Laurent Sébès
Laurent Sébès le revendique, son travail est baroque. Un baroque dont l’amplitude va de la sculpture à l’objet et de l’objet au dessin, de la couleur à la sculpture et réciproquement. Ainsi se construit une vaste cosmogonie rieuse, faite de grand-voiles, de bourrasques et d’apparitions féminines, puisant ses sources dans la littérature antique et classique et donne à l’œuvre de Laurent Sébès quelque-chose de Arcadien.
C’est l’instinct de la forme qui guide son travail. Un instinct de la déambulation qu’il applique au regard toujours amusé de découvrir la richesse des détails de ses réalisations. Ici, un groupe de danseuses sautillent et dans leur ronde apparaît un vase, là c’est un tronc évidé qui se fait tasse, théière, pot. Il y a en permanence passage entre les uns et les autres, et ce, même quand l’artiste décide de créer une chaise ou une console.

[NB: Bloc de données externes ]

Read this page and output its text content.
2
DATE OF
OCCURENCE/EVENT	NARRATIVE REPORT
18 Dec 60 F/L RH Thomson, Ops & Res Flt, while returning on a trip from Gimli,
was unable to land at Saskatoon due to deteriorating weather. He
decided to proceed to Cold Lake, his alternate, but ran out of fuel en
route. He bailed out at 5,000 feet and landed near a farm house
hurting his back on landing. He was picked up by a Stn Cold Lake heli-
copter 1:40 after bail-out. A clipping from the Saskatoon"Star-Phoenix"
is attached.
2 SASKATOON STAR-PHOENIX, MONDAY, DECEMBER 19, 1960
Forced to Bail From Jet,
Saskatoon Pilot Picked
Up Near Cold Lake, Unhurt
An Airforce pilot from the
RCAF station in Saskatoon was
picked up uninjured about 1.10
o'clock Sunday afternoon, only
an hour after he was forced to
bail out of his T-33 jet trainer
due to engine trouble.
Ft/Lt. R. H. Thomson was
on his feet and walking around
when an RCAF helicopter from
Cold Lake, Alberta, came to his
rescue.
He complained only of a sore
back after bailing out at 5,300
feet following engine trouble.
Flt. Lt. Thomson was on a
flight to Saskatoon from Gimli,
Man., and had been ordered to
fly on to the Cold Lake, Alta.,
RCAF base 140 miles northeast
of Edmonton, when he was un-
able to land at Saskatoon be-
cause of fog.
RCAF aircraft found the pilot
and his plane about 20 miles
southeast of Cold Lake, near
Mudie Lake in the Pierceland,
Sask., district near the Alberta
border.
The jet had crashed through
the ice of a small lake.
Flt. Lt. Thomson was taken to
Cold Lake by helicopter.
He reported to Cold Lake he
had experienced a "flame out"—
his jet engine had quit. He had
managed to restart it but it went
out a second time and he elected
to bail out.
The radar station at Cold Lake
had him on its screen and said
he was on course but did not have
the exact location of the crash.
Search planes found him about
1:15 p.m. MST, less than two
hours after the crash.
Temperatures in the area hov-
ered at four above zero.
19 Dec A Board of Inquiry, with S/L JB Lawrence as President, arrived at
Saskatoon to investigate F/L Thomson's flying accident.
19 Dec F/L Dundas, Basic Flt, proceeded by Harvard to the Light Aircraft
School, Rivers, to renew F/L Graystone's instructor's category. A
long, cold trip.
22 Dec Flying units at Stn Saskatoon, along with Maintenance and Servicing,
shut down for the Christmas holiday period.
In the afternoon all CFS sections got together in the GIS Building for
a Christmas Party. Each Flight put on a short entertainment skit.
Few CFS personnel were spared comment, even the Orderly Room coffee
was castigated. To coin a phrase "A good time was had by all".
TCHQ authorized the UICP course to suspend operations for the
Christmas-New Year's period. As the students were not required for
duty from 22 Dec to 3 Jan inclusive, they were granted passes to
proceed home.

Ainsi, à la truculence des figures allégoriques et des formes végétales répond la fonctionnalité du design. Il n’y a là aucune contradiction : c’est en tant que sculpteur que Laurent Sébès crée des objets. La sculpture est porteuse de fonction, sans que cela ne soit une fin en soi. Les vases accueillent les floraisons par pudeur et bienveillance envers le lieu où ils sont présentés, mais ils peuvent tout aussi bien se dévoiler nus. En cela, le travail de l’artiste est fondamentalement un travail de la métamorphose. La générosité du geste baroque entraîne de l’œil, elle l’incite à une promenade visuelle où l’ornement est un rythme que l’on peut suivre à sa guise.
Par le design Laurent Sébès introduit une autre dimension dans la fréquentation de ses œuvres, une dimension tactile. La liberté formelle, si elle est essentielle pour lui, n’exclut pas une maîtrise parfaite des matériaux, thermoformage, moulage et émaillage, luminaire ; cette maîtrise autorise un emploi à son travail qu’elle ne pourrait se permettre si elle n’était faite que d’objets à contempler — ceux-ci sont aussi à manipuler, autrement dit : à vivre.